RISING ATISTS WATCH (outside top 20): Brantley Gilbert (May 8 announcement of Sins of the Father for July 24 release, his BBR Music Group/BMG Nashville debut, plus +19K Shazam w/o/w); Kid Rock (+244K monthly listeners 1w/+153K w/o/w acceleration, the cleanest catalog-driven listener acceleration in the dataset this week); Rascal Flatts (+281K monthly listeners 1w/+130K w/o/w, sustained reunion-era catalog lift); Cammy Barnes (+214K monthly listeners 1w/+141K w/o/w); Koe Wetzel (+94K monthly listeners 1w with "Rocky Mountain Low" w/ Corey Kent rising to #10 Country Airplay); Parker McCollum (extended press cycle around his Zach Sang Show interview on near-quitting music, plus his May 1 Healthcare Heroes initiative launch); Tigirlily Gold (new song "I Do Or Die" released May 8 via release week). Jessie Jo Dillon's historic third consecutive ACM Songwriter of the Year win, announced May 8, is the cycle's signature songwriter story even though she is not an artist on this chart.

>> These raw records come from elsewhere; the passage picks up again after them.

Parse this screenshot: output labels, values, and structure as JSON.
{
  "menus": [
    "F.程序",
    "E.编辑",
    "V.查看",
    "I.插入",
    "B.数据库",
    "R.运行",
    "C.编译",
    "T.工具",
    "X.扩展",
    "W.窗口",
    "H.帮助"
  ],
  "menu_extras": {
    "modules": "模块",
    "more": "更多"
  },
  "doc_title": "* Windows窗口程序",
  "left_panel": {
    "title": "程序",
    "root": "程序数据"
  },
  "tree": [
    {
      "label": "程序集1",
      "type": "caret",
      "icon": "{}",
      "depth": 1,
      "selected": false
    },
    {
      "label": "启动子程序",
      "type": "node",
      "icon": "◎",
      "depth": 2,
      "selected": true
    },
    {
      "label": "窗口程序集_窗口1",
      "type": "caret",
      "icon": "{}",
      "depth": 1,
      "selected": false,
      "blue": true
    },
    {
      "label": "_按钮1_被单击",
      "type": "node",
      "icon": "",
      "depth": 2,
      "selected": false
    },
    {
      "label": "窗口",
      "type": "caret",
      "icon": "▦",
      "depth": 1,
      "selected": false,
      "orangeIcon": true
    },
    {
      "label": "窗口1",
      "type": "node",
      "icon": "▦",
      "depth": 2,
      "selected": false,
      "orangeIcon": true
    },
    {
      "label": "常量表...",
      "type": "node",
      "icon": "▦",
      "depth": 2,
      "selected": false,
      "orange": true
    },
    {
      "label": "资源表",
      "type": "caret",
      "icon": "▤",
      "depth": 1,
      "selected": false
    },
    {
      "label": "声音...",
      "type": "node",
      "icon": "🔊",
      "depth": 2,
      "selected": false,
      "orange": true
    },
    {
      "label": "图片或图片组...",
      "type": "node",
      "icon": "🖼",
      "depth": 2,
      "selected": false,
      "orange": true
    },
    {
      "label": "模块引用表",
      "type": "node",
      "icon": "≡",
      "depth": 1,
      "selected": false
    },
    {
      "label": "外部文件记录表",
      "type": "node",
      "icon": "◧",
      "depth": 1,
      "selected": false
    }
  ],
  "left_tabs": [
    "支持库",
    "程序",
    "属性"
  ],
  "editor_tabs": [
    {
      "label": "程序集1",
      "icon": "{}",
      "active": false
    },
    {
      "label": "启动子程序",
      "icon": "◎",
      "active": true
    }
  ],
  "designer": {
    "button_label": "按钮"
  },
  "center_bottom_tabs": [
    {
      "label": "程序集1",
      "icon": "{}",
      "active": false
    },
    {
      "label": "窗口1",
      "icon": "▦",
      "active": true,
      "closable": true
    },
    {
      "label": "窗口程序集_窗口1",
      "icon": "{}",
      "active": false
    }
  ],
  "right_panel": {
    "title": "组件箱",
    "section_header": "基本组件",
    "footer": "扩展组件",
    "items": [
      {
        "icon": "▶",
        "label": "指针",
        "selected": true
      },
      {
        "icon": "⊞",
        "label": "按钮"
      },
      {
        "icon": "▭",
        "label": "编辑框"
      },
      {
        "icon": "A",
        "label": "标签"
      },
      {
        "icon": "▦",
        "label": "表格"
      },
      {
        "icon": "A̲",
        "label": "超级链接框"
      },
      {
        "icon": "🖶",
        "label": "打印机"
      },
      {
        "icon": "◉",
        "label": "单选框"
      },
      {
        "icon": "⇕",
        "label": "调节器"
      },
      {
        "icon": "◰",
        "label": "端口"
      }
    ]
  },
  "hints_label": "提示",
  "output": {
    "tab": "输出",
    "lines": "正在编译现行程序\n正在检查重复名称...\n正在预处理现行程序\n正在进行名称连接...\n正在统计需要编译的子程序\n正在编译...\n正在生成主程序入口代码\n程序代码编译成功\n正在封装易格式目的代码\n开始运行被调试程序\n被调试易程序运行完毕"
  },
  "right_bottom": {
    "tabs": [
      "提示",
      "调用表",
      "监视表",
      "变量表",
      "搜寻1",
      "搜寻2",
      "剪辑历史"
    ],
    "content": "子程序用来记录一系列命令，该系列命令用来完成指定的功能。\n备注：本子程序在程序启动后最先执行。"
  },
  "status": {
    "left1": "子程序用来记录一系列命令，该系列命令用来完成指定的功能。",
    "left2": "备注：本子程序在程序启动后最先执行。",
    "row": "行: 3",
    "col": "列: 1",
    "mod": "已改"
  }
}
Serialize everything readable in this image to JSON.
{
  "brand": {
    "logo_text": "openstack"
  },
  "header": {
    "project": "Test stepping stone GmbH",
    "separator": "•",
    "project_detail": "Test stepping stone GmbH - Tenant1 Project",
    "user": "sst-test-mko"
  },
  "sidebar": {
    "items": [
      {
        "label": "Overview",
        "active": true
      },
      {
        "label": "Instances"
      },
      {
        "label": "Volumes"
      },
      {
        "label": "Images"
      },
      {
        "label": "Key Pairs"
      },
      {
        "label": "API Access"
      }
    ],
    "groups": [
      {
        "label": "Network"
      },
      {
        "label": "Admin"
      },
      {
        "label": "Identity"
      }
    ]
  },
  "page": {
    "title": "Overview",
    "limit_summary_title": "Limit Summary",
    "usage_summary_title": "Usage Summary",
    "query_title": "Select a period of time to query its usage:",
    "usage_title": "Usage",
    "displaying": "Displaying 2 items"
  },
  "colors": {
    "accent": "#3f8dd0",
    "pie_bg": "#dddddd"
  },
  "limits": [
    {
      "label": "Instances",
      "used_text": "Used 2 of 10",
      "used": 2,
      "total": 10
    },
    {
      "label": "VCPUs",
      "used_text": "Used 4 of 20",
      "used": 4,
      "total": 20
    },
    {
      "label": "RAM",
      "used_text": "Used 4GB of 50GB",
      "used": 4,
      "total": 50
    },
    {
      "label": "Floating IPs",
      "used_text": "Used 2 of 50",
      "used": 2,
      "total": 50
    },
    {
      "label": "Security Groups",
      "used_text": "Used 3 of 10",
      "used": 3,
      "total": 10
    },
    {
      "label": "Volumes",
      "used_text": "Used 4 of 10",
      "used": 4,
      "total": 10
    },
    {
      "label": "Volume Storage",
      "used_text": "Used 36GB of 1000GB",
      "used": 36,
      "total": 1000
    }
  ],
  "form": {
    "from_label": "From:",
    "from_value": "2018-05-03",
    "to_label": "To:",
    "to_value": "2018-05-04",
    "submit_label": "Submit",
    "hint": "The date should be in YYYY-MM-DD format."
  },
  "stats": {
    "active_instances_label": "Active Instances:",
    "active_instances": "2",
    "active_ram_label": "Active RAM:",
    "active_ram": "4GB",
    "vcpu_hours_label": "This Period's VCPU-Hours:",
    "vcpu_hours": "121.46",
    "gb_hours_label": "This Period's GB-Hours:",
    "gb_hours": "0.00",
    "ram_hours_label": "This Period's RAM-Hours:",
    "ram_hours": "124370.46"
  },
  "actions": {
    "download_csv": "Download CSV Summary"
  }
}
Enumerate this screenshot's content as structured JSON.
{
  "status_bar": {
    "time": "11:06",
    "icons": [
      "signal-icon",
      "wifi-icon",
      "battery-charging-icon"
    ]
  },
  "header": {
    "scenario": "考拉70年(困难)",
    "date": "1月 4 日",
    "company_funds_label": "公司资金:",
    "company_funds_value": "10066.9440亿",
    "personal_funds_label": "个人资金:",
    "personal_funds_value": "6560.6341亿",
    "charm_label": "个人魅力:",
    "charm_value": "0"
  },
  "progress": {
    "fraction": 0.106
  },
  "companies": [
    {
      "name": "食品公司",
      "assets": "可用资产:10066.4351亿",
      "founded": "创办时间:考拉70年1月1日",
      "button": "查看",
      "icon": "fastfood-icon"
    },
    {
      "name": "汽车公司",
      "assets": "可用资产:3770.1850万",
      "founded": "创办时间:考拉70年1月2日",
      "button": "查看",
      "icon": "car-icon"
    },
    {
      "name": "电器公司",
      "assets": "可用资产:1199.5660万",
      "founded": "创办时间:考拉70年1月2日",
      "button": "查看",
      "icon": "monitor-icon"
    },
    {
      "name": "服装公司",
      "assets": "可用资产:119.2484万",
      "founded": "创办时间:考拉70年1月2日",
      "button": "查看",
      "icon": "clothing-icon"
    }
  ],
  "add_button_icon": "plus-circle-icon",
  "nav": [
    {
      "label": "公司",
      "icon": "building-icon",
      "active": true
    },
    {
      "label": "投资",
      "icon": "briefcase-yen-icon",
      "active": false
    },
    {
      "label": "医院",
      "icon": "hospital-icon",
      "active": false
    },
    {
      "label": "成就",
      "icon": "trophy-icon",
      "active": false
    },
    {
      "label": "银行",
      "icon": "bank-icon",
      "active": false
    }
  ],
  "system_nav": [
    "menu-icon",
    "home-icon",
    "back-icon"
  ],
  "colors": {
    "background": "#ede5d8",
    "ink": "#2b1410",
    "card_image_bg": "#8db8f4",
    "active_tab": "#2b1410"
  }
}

Methodology: Rankings based on aggregated signals from primary country news sources (MusicRow, Saving Country Music, Taste of Country, Holler, Maverick Country, Country Standard Time, Country Beat Magazine, Lone Star Music Magazine, Texas Country Music Magazine, Roots Music Magazine, Feedspot) plus secondary editorial sources (Billboard, Rolling Stone, Variety, Consequence, American Songwriter, Pitchfork, Wikipedia 2026 country events, Entertainment Focus, NME). Gmail COUNTRY-labeled newsletters read, including MusicRow Weekly. Supplementary streaming and social signals from a Viberate 7-day data (Spotify streams, monthly listener growth, YouTube views, TikTok likes, TikTok followers, Instagram likes, Instagram followers, radio spins/stations, SoundCloud, Shazam).
Buzz score formula: news volume 40%, streaming/chart position 20%, news quality/prominence 15%, social media engagement 15%, recency 10%.